Either you use command line (but you cannot click on the graphs):

Rscript step4-graphVolcanoAndMAP.R example/configFileRNAseq_step4DFL_hoxdAndaround.R

Or you open step4-graphVolcanoAndMAP.R in RStudio, click on the source button (top right). A window will be opened and you will need to choose the config file. You will see messages or errors. If you put click <- T, then a graph will be display in the graph part of RStudio, you will be able to click on dots and when you finished, press ESC. When you see back the > symbol. This means it is done.

Additional info

Gene contribution to PCA

  • The PCA is a simplification of your data based on the variance (the mean level of expression is totally omitted): instead of having one dimension per gene you have one dimension per principal component. By default in R you have 8 components but the most important ones are usually the first, the second and sometimes the third.
  • The most important things in a PCA are the coordinates of each sample in this new space (PC1, PC2 and sometimes PC3).
  • You can also take advantage of this transformation to highlight genes that contributed the most to each of the component. For example, imagine you have 2 types of tissue and 2 genotypes. If the PC1 spread among tissue and PC2 among genotype, you may be interested to know which genes are hidden in the PC1 and which are hidden in the PC2.
  • This information is in the geneContributionToPCA.txt table. For each gene you have the proportion of its contribution to each component. If you sort them for PC1 for example the genes with highest values are the one that have strong difference between the tissues and for PC2 difference between genotypes.

Correlation matrix

  • Distance:
    • By default: The matrix is based on the Euclidean distance or spearman correlation (1-cor).
    • To change it: Open the file created after the third script have been launched with all command lines.
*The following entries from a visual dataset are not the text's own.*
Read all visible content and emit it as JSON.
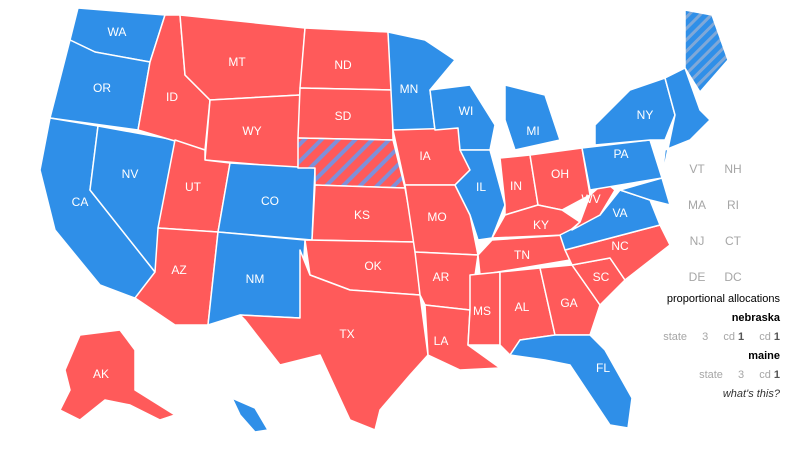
{
  "colors": {
    "dem": "#2f8fe8",
    "rep": "#ff5a5a",
    "text_gray": "#a6a6a6"
  },
  "states": {
    "WA": {
      "label": "WA",
      "party": "dem"
    },
    "OR": {
      "label": "OR",
      "party": "dem"
    },
    "CA": {
      "label": "CA",
      "party": "dem"
    },
    "NV": {
      "label": "NV",
      "party": "dem"
    },
    "ID": {
      "label": "ID",
      "party": "rep"
    },
    "MT": {
      "label": "MT",
      "party": "rep"
    },
    "WY": {
      "label": "WY",
      "party": "rep"
    },
    "UT": {
      "label": "UT",
      "party": "rep"
    },
    "AZ": {
      "label": "AZ",
      "party": "rep"
    },
    "CO": {
      "label": "CO",
      "party": "dem"
    },
    "NM": {
      "label": "NM",
      "party": "dem"
    },
    "ND": {
      "label": "ND",
      "party": "rep"
    },
    "SD": {
      "label": "SD",
      "party": "rep"
    },
    "NE": {
      "label": "",
      "party": "rep",
      "split": true
    },
    "KS": {
      "label": "KS",
      "party": "rep"
    },
    "OK": {
      "label": "OK",
      "party": "rep"
    },
    "TX": {
      "label": "TX",
      "party": "rep"
    },
    "MN": {
      "label": "MN",
      "party": "dem"
    },
    "IA": {
      "label": "IA",
      "party": "rep"
    },
    "MO": {
      "label": "MO",
      "party": "rep"
    },
    "AR": {
      "label": "AR",
      "party": "rep"
    },
    "LA": {
      "label": "LA",
      "party": "rep"
    },
    "WI": {
      "label": "WI",
      "party": "dem"
    },
    "IL": {
      "label": "IL",
      "party": "dem"
    },
    "MI": {
      "label": "MI",
      "party": "dem"
    },
    "IN": {
      "label": "IN",
      "party": "rep"
    },
    "OH": {
      "label": "OH",
      "party": "rep"
    },
    "KY": {
      "label": "KY",
      "party": "rep"
    },
    "TN": {
      "label": "TN",
      "party": "rep"
    },
    "MS": {
      "label": "MS",
      "party": "rep"
    },
    "AL": {
      "label": "AL",
      "party": "rep"
    },
    "GA": {
      "label": "GA",
      "party": "rep"
    },
    "FL": {
      "label": "FL",
      "party": "dem"
    },
    "SC": {
      "label": "SC",
      "party": "rep"
    },
    "NC": {
      "label": "NC",
      "party": "rep"
    },
    "VA": {
      "label": "VA",
      "party": "dem"
    },
    "WV": {
      "label": "WV",
      "party": "rep"
    },
    "PA": {
      "label": "PA",
      "party": "dem"
    },
    "NY": {
      "label": "NY",
      "party": "dem"
    },
    "ME": {
      "label": "",
      "party": "dem",
      "split": true
    },
    "NE_new_england": {
      "label": "",
      "party": "dem"
    },
    "AK": {
      "label": "AK",
      "party": "rep"
    },
    "HI": {
      "label": "",
      "party": "dem"
    }
  },
  "small_states": {
    "vt": "VT",
    "nh": "NH",
    "ma": "MA",
    "ri": "RI",
    "nj": "NJ",
    "ct": "CT",
    "de": "DE",
    "dc": "DC"
  },
  "legend": {
    "title": "proportional allocations",
    "nebraska": {
      "heading": "nebraska",
      "state_text": "state",
      "state_num": "3",
      "cd1_text": "cd",
      "cd1_num": "1",
      "cd2_text": "cd",
      "cd2_num": "1"
    },
    "maine": {
      "heading": "maine",
      "state_text": "state",
      "state_num": "3",
      "cd1_text": "cd",
      "cd1_num": "1"
    },
    "whats_this": "what's this?"
  }
}
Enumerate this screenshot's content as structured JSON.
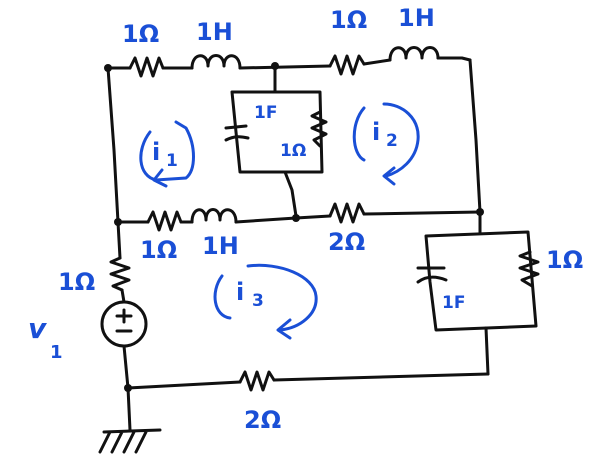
{
  "colors": {
    "wire": "#111111",
    "annotation": "#1a4fd6"
  },
  "labels": {
    "top_left_resistor": "1Ω",
    "top_left_inductor": "1H",
    "top_right_resistor": "1Ω",
    "top_right_inductor": "1H",
    "center_capacitor": "1F",
    "center_resistor": "1Ω",
    "mid_left_resistor": "1Ω",
    "mid_left_inductor": "1H",
    "mid_right_resistor": "2Ω",
    "source_resistor": "1Ω",
    "right_resistor": "1Ω",
    "right_capacitor": "1F",
    "bottom_resistor": "2Ω",
    "source_name": "v",
    "source_subscript": "1"
  },
  "mesh_currents": [
    {
      "name": "i",
      "sub": "1"
    },
    {
      "name": "i",
      "sub": "2"
    },
    {
      "name": "i",
      "sub": "3"
    }
  ]
}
Look for the line containing: sampleDists <- dist(t(rldata),method="euclidean") and replace by sampleDists <- dist(t(rldata),method="blablabla") (see here for the possible methods).
  • Clustering:
    • By default: The clustering method of the first cluster is "complete" this mean that the distance between two clusters is the maximum distance between individuals. Then it is ward.
    • To change it: Open the file created after the third script have been launched with all command lines. Look for the line containing: clustering_method="complete" and replace by clustering_method="blablabla" (see here for the possible methods).